Into the Wild

by BTM

Tue, 04 April 2023

Into the Wild

Art lovers and photography connoisseurs are in for a treat this month. Nistar PS, a photographer from India, will be showcasing his mesmerising wildlife photography at an exhibition at the British Club, Adliya. He tells Farrah Saville about his journey as a photographer.

Nistar PS has amassed a following of over 247,000 on the social media platform Instagram thanks to his spell-binding imagery, some of which will be exhibited at the exhibition on April 26. “I will showcase wildlife photography from parts of Africa, India, Papua New Guinea and more. The pictures have been aesthetically-designed to be ideal showpieces in people’s homes,” he explains.

Nistar first got into photography in the late 80s when he was a college student. “I would photograph landscapes and people with a film camera, which is when I realised I had it in me to pursue this hobby,” he reminisces.

“I started wildlife photography in the early 2000s and in 2005 my hobby took a big leap as I bought my first DSLR and lens. I started with bird photography by clicking pictures in the backyard of my hometown in Kerala and by 2010 I had transgressed from just birds to including a variety of mammals,” he adds.

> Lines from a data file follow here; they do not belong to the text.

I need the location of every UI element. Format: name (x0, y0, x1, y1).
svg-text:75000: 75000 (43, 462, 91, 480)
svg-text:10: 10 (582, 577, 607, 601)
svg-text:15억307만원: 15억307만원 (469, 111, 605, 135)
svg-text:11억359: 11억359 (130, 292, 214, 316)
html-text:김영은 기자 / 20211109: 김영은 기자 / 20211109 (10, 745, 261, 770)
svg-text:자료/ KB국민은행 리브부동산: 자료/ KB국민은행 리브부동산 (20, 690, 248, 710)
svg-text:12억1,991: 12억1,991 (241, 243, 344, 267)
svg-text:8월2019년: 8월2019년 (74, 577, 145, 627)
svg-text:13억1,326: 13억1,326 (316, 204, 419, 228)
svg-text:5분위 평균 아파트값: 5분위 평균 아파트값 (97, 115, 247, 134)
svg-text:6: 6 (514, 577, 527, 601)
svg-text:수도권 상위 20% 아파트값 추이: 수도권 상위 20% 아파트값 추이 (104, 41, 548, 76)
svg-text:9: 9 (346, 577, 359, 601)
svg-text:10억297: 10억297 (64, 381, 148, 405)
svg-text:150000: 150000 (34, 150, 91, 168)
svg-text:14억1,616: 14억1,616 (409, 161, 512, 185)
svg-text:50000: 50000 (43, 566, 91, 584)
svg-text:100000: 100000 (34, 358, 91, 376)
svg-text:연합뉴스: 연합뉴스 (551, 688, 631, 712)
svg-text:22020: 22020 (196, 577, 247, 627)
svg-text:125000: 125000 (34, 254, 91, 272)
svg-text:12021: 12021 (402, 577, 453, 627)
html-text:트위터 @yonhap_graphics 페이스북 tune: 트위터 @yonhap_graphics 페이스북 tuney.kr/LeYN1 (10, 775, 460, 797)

Soon enough, Nistar was travelling across oceans to photograph specific animals around the world. His hobby had grown to be an escape from the stress of corporate life. “I lived in Dubai at the time and so it became my play area. I would explore the flora and fauna in the desert in my customised Jeep till I knew the vast expanse like the back of my hand,” he says. 

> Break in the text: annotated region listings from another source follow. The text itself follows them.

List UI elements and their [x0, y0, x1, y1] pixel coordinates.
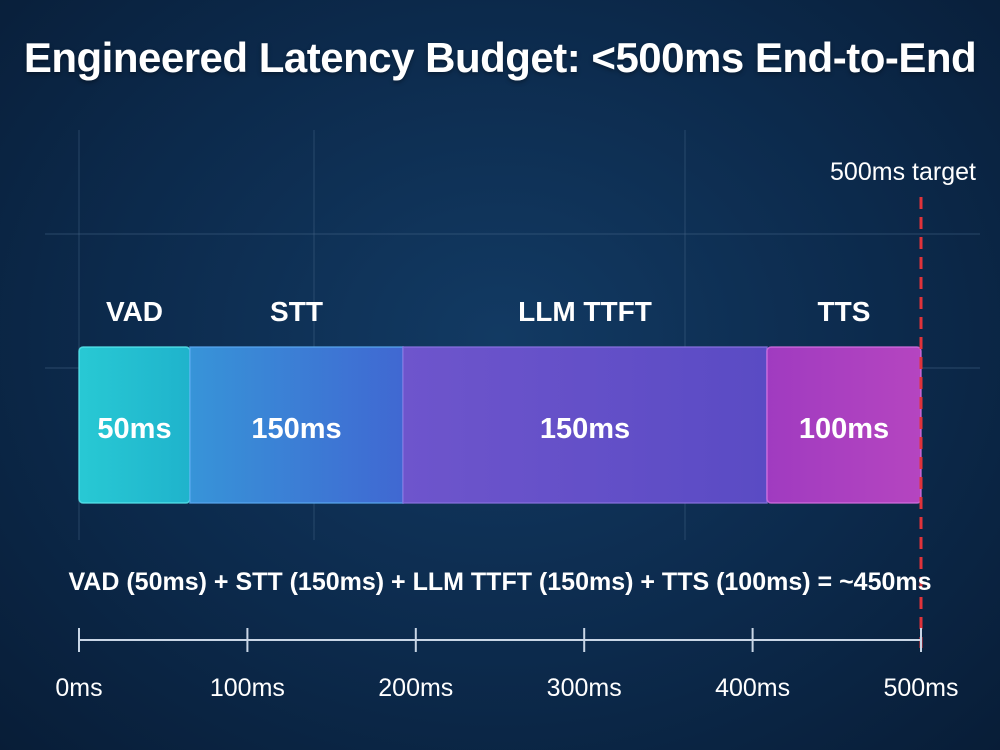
bar-segment-llm-ttft: [402, 346, 768, 504]
bar-segment-stt: [189, 346, 404, 504]
x-axis: 0ms 100ms 200ms 300ms 400ms 500ms: [55, 628, 959, 702]
stacked-bar: [78, 346, 922, 504]
segment-label-llm-ttft: LLM TTFT: [518, 296, 652, 327]
segment-label-tts: TTS: [818, 296, 871, 327]
segment-value-labels: 50ms 150ms 150ms 100ms: [97, 413, 889, 445]
x-tick-label: 400ms: [715, 674, 790, 702]
x-tick-label: 100ms: [210, 674, 285, 702]
x-tick-label: 300ms: [547, 674, 622, 702]
segment-value-tts: 100ms: [799, 413, 889, 445]
segment-value-stt: 150ms: [251, 413, 341, 445]
target-marker: 500ms target: [830, 158, 976, 648]
sum-annotation: VAD (50ms) + STT (150ms) + LLM TTFT (150…: [68, 568, 931, 596]
segment-value-llm-ttft: 150ms: [540, 413, 630, 445]
x-tick-label: 0ms: [55, 674, 102, 702]
segment-labels: VAD STT LLM TTFT TTS: [106, 296, 870, 327]
segment-label-stt: STT: [270, 296, 323, 327]
x-tick-label: 200ms: [378, 674, 453, 702]
target-label: 500ms target: [830, 158, 976, 186]
segment-value-vad: 50ms: [97, 413, 171, 445]
x-tick-label: 500ms: [883, 674, 958, 702]
chart-title: Engineered Latency Budget: <500ms End-to…: [23, 34, 977, 81]
segment-label-vad: VAD: [106, 296, 163, 327]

“In doing so I specialised in capturing desert creatures and various species of owls. I even overcame my crippling fear of snakes as I developed an interest in herping,” he adds.

Over the years, the fauna-rich Masai Mara in Kenya has grown to be a favourite location for Nistar. “I have visited nearly 10 times by now as its wildlife scene is extensive beyond compare to any other place I have visited. In addition, the versatility of Indian forests makes them another favourite, especially when it comes to capturing tigers,” he says with enthusiasm. 

The pursuit of the perfect shot has got him in a predicament on occasion with the first instance taking place in Dubai. “I was driving by myself through the dunes, following an owl, when I found myself hanging over a massive dune and nearly had my car flip over. It was extremely hot and I was on my own so the situation was spine-chilling. I had to eventually call my friends to rescue my Jeep from toppling over,” he narrates. 

To conclude, he shares an incident which took place in Papua New Guinea while he was exploring the forest with friends and an indigenous guide. “We were trekking uphill in search of the birds of paradise when the tribal people stopped us and threatened to attack us with their axe. At that point, we had only heard of such stories and were terrified,” he says. “Fortunately, our guide communicated with them and it only took a sum of money being paid to turn them from foe to friend as they proceeded to help us find the birds of paradise.”